Sin embargo, sus esperanzas no se cumplieron, pues aquello era una pesebrera y no tenía salida. Pronto, uno de aquellos hombres que la seguían la atrapó por el brazo, marcándole los dedos con brusquedad, haciéndole daño. Presa del pánico y sin medir su reacción, lo abofeteó tratando de liberarse, pero él la abofeteó inmediatamente con tantísima fuerza que la hizo caer al suelo mientras una oleada de dolor invadía su rostro, aturdiéndola mientras el sabor de su propia sangre se deslizaba por su lengua.
Frenética, trató de arrastrarse y huir, pero llegaron los demás y la inmovilizaron con rapidez, dejándola sin escapatoria. No podía gritar, era tal la angustia y el terror que sentía que no podía hacer más que emitir pequeños gritos de dolor mientras lágrimas de impotencia acudían a sus ojos. Un sudor helado la recorrió y sintió su cuerpo tensarse cuando una voz a sus espaldas le susurró al oído, dejándole oler su pútrido aliento.
— ¿Alguna vez te han follado, chiquilla?
"No, por favor. Que me maten, pero que no me violen. Si me violan no tendré valor alguno y Joffrey me lo hará pagar."

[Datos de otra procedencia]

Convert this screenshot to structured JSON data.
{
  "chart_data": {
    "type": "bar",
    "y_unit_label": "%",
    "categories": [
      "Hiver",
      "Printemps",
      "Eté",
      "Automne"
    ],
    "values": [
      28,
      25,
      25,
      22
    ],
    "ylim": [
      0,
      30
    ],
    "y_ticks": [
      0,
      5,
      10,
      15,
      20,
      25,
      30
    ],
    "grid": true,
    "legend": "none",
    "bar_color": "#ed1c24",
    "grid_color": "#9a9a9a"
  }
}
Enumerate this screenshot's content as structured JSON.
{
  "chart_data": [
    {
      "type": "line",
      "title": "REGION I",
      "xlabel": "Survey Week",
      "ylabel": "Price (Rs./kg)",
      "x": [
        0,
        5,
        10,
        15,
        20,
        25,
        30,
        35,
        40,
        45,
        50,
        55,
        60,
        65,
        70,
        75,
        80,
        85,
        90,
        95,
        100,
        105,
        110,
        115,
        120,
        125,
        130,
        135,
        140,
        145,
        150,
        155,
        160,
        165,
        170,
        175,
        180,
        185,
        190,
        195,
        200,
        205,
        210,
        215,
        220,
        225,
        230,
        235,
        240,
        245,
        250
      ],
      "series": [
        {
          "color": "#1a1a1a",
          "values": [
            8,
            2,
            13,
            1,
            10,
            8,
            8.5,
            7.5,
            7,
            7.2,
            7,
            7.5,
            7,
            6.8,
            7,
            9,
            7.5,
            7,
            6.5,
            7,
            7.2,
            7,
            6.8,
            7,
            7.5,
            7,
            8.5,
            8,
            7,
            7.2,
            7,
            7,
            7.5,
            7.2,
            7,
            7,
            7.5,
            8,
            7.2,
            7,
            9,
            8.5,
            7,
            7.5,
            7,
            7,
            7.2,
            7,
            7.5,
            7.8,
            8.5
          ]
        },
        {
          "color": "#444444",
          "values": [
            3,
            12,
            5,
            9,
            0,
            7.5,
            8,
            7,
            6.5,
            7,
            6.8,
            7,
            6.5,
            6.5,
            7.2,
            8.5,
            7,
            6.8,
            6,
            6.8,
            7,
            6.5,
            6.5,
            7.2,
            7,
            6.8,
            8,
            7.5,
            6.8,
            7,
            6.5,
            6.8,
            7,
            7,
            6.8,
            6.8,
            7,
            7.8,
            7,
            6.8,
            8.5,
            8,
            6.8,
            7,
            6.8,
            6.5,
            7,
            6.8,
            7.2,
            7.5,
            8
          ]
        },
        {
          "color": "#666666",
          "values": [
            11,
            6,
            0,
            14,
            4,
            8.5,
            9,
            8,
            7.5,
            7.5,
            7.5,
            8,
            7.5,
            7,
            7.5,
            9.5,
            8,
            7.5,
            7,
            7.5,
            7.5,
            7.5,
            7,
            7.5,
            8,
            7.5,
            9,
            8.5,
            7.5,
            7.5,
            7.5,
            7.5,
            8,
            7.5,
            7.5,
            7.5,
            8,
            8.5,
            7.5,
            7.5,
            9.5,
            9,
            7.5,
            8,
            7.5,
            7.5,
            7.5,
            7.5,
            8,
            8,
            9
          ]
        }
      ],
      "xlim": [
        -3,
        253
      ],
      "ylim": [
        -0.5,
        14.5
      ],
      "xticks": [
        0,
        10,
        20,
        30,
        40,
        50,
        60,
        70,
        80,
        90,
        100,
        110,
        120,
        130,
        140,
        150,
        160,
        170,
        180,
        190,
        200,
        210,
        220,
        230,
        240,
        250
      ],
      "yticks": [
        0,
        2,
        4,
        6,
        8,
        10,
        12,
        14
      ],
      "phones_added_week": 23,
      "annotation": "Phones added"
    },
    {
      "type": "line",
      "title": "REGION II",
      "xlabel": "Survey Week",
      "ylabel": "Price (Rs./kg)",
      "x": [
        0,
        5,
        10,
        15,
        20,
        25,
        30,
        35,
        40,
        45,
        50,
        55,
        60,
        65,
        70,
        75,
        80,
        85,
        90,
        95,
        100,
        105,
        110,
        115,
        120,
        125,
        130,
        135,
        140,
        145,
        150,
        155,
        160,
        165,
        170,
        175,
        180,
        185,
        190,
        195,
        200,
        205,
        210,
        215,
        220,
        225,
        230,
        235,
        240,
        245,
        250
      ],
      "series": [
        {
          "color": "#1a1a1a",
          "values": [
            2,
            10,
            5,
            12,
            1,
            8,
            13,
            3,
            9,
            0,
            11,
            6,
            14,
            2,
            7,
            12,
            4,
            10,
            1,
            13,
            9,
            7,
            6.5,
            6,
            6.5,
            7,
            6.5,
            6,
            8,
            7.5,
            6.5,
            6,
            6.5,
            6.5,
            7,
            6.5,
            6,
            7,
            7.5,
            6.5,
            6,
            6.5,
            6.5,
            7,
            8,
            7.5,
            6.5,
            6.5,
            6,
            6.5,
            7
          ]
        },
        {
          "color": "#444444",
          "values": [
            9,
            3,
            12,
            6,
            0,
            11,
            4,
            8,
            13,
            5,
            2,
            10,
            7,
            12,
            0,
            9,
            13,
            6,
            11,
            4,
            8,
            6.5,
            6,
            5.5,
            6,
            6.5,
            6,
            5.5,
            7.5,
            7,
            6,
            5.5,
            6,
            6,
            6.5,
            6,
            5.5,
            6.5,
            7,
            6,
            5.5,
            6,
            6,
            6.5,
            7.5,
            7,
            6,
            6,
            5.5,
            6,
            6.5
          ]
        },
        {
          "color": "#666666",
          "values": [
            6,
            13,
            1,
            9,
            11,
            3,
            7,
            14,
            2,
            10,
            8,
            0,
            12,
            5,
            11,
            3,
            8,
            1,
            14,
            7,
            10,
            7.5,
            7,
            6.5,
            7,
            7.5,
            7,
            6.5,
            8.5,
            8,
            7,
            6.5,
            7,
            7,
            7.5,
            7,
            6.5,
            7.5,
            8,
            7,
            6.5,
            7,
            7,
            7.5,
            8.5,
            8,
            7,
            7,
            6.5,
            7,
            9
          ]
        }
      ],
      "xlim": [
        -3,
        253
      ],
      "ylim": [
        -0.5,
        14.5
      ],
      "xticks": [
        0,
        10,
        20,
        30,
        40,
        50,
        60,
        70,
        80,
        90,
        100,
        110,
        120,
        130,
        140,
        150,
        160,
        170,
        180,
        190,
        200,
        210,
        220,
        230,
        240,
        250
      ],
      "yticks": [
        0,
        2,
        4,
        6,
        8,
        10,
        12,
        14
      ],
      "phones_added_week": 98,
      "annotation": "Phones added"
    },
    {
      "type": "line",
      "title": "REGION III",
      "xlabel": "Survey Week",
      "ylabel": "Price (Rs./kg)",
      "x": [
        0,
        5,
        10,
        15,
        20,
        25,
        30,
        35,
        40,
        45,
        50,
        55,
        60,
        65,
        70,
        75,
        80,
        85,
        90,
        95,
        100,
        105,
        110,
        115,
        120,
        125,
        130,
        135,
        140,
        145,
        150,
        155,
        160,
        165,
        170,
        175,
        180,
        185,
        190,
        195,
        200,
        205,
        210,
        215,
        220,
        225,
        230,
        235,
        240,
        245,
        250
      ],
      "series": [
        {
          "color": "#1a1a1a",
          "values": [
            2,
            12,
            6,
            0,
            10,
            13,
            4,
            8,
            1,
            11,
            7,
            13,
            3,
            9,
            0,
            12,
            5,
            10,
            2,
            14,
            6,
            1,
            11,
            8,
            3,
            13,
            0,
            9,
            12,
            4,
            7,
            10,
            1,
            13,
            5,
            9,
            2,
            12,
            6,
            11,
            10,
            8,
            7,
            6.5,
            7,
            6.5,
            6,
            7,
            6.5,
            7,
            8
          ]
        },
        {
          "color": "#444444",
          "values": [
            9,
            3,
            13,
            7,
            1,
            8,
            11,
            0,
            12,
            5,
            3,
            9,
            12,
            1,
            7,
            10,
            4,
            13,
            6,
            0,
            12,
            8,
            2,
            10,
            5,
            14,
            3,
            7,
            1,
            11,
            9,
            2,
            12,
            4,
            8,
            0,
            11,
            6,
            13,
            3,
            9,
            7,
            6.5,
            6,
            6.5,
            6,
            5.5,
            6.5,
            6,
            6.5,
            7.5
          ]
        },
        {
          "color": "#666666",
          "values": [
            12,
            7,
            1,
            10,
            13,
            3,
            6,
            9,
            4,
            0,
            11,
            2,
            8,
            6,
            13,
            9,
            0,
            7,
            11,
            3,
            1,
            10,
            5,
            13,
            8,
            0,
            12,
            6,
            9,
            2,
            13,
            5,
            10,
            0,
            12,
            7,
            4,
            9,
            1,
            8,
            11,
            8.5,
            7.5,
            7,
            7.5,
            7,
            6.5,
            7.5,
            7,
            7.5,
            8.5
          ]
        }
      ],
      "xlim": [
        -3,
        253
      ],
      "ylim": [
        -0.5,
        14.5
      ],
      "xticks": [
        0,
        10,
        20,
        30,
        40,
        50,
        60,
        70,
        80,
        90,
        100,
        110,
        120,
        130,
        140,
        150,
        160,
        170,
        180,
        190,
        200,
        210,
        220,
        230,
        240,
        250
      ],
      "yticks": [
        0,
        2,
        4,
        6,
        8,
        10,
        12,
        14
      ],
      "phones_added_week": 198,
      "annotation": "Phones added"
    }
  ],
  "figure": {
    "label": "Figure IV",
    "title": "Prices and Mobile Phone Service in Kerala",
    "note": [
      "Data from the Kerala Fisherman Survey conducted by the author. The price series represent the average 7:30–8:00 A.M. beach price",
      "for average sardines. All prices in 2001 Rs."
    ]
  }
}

Fue un pensamiento estúpido y lo supo en cuanto le vino a la cabeza, pero fue todo en lo que pudo pensar en aquel momento. Las represalias de Joffrey la asustaban incluso más que aquellos hombres, aunque cuando le dieron la vuelta y empezaron a desgarrarle los ropajes y a asirle por las piernas, el pavor que sintió superó todo el miedo que alguna vez habría llegado a sentir en su vida.
"Por favor, quiero desmayarme. No quiero vivir esto. Por favor, por favor..."
Cuando el hombre que estaba entre sus piernas se desabrochó los pantalones dejó que las lágrimas fluyeran y le quemaran las mejillas, mientras la humillación y el miedo le estrujaban el corazón. El nudo que sintió en la garganta fue tal que apenas pudo seguir emitiendo lastimeros gemidos cuando en realidad quería suplicar por una piedad que sabía que no llegaría. Perdió toda esperanza y justo cuando se disponía a cerrar los ojos y aceptar aquel penoso destino, su suerte cambió gracias a un salvador inesperado.
Sandor Clegane, con la furia y la destreza de mil Capas Doradas, los mató a todos frente a ella en cuestión de segundos, acabando con su tormento en menos de lo que tardó en parpadear. Su rostro quemado desde abajo tenía una perspectiva aterradora, pero cuando dirigió su mirada hacia ella se sintió a salvo y protegida por primera vez en muchísimo tiempo.
— Ya ha pasado, pajarito. Ya ha pasado.
No dudó en aceptar la mano que le ofrecía y dejó que la cargara como un fardo hacia la protección de los muros de palacio. En aquel momento, meciéndose bajo su agarre con el vaivén de sus bruscos pasos, comprendió que le debía la vida… que se lo debía todo.
Quizás, para agradecérselo, podría cantarle una canción algún día, si aún la quería.